La grande affaire intervient avec « Train Train ». Ce morceau est à lui seul un emblème, un prodige électrique, qui porte une grande partie du brio de ce disque. Le prélude est un thème à l'harmonica joué par le grand-père de Ricky Medlocke, Shorty. Le vieil homme imite le train à vapeur accélérant dans la plaine, et s'inspire du « Dying Duck Blues ». L'air est déchiré aussitôt par une cavalcade de guitares, Ricky jouant de la slide poisseuse. Riff retors, rythmique implacable, paroles bravaches, ce morceau est le symbole du gars solitaire sans attache et pour qui seul la liberté compte. Blackfoot en délivrera toujours des versions en concert démentielles, décharge de chevrotine ultime de fin de concert qui met à genoux le public. Cette version presque Stonienne dans l'âme conserve son côté Boogie-Blues, entre James Cotton et John Lee Hooker. Les chorus de slide de Medlocke sont meurtriers, tout comme ceux très sioux et Heavy-Metal de Hargrett. Ces duels prendront évidemment une toute autre dimension sur scène, lorsque le gang, déchaîné, envoie le train des grandes plaines à travers la stratosphère, chargeant la locomotive de grandes pelletés de combustible brûlant.

Ultime pièce maîtresse, « Highway Song » est le grand œuvre de Blackfoot, son « Free Bird » à lui. En somme, c'est un morceau mélancolique, mid-tempo, de sept minutes, qui éclate en finale explosif. Les guitares s'emballent avec le rythme, d'où jaillissent des étincelles d'électricité majestueuses. Ce morceau provoque une frénésie irrésisitible, le coeur se soulevant avec la montée de la tension intrinsèque de la musique, avant de s'emballer furieusement. C'est une sorte de trip électrique, comme une virée en bagnole : d'abord le cruising en ville, le regard perdu dans la densité urbaine, et puis l'accélération éperdue sur la highway à travers le désert. Hargrett et Medlocke sont de sacrés bretteurs, et n'ont pas besoin d'être trois, comme beaucoup de formations du Sud, pour faire parler la poudre.
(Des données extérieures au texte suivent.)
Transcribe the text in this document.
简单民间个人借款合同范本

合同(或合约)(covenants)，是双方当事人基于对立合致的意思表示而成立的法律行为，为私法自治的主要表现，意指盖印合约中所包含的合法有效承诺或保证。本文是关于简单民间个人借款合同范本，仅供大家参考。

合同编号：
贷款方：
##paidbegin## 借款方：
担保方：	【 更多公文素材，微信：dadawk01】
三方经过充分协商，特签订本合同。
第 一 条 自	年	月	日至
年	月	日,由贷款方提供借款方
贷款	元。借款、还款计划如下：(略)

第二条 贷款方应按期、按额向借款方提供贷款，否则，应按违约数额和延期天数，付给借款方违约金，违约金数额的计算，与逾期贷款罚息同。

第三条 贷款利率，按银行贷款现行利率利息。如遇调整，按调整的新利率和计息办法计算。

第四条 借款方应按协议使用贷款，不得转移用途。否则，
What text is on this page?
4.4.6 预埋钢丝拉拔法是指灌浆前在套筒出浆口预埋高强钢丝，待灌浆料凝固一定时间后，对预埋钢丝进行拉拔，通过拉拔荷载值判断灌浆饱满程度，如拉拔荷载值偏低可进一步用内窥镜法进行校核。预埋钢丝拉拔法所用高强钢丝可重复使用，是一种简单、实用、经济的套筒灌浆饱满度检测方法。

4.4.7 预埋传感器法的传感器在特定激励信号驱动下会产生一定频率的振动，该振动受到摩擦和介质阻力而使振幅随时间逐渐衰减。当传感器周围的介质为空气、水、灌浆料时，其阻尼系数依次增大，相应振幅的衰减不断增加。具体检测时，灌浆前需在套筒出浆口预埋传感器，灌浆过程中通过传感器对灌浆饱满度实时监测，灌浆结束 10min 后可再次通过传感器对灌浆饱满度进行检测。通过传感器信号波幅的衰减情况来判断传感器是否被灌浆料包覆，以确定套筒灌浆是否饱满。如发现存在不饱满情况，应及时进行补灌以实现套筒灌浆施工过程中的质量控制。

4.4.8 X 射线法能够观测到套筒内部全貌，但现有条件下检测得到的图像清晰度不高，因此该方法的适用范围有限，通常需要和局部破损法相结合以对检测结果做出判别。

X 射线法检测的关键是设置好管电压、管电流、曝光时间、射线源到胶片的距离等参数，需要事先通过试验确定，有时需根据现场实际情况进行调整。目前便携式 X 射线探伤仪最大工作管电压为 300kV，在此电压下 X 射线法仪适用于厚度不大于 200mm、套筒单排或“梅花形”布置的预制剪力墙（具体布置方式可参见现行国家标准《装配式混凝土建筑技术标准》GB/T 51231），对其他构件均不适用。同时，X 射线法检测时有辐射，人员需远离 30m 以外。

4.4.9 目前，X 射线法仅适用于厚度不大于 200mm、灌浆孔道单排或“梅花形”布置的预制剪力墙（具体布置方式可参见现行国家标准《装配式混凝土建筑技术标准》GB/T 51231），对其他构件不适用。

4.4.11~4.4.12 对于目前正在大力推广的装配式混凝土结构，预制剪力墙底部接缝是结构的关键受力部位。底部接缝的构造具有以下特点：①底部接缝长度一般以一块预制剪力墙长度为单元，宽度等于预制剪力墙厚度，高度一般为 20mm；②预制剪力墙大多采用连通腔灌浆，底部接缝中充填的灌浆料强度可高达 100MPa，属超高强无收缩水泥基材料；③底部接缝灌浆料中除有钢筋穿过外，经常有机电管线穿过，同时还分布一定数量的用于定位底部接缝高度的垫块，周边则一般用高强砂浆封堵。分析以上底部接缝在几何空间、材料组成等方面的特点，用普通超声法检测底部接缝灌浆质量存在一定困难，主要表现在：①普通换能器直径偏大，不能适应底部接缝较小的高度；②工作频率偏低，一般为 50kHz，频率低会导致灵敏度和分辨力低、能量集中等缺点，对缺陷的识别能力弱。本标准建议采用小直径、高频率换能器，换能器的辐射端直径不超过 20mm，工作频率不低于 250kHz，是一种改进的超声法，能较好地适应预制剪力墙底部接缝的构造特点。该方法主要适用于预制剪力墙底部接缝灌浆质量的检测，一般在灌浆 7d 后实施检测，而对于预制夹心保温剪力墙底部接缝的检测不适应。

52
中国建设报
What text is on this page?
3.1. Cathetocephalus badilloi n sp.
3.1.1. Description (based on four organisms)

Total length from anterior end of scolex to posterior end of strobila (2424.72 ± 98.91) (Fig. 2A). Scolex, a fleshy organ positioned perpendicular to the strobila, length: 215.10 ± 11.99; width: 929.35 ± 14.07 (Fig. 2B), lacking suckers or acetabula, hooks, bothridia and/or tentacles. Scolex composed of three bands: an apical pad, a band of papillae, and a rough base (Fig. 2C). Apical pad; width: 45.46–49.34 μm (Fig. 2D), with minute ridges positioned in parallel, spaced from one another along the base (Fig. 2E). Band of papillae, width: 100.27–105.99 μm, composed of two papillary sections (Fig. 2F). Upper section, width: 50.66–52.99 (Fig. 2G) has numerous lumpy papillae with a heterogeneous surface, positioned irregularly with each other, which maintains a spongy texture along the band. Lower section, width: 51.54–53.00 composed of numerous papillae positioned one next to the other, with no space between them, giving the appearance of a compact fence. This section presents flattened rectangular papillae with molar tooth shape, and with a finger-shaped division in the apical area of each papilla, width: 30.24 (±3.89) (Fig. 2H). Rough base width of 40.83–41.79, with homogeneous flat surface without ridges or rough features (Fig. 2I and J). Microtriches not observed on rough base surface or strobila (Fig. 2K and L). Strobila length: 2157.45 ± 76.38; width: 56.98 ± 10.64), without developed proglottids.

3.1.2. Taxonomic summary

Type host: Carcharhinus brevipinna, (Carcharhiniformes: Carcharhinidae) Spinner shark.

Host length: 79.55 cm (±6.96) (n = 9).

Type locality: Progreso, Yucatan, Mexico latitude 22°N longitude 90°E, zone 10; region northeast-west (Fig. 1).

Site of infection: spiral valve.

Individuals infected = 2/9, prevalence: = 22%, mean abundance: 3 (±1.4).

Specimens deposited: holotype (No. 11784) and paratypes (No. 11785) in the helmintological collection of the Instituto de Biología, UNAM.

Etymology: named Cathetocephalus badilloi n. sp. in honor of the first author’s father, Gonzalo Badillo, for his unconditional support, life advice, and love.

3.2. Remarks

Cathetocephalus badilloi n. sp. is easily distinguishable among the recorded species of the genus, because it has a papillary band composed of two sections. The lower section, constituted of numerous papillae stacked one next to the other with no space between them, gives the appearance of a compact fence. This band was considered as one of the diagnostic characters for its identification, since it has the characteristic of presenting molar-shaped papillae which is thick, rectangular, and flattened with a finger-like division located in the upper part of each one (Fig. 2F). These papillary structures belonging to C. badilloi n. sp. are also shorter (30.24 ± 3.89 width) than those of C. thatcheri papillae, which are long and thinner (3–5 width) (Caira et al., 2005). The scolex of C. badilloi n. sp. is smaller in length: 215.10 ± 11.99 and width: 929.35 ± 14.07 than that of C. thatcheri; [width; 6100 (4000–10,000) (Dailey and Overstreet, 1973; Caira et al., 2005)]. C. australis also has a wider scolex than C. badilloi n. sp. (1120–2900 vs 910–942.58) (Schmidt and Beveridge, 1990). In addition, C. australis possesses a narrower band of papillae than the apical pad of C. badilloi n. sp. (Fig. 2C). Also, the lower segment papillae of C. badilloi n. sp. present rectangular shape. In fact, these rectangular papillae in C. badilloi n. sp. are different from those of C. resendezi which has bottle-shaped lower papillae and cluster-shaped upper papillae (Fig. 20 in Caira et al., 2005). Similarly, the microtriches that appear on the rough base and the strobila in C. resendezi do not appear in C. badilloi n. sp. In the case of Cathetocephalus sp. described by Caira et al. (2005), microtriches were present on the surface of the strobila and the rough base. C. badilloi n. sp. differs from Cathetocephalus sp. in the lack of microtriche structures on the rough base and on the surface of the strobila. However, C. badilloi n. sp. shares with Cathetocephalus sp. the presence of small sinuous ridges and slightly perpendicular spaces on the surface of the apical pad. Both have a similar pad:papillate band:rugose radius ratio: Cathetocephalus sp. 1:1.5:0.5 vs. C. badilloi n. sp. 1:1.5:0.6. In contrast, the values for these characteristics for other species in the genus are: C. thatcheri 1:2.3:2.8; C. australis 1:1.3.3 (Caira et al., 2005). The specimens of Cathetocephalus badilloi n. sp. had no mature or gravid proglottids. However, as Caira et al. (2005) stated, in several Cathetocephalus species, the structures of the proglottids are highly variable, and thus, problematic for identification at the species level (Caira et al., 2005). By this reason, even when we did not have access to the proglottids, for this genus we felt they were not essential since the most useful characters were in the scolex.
Tout est cohérent, écrit, tendu, à sa place. Medlocke expliquera avoir écrit ce morceau en pensant à ses anciens camarades de Lynyrd Skynyrd après l'accident, les amis qu'il perdit ce jour-là. Cet accident d'avion fut un choc pour de nombreux musiciens de la scène. Les Outlaws leur dédicacèrent « Green Grass And High Tides », autre morceau épique construit sur la même structure.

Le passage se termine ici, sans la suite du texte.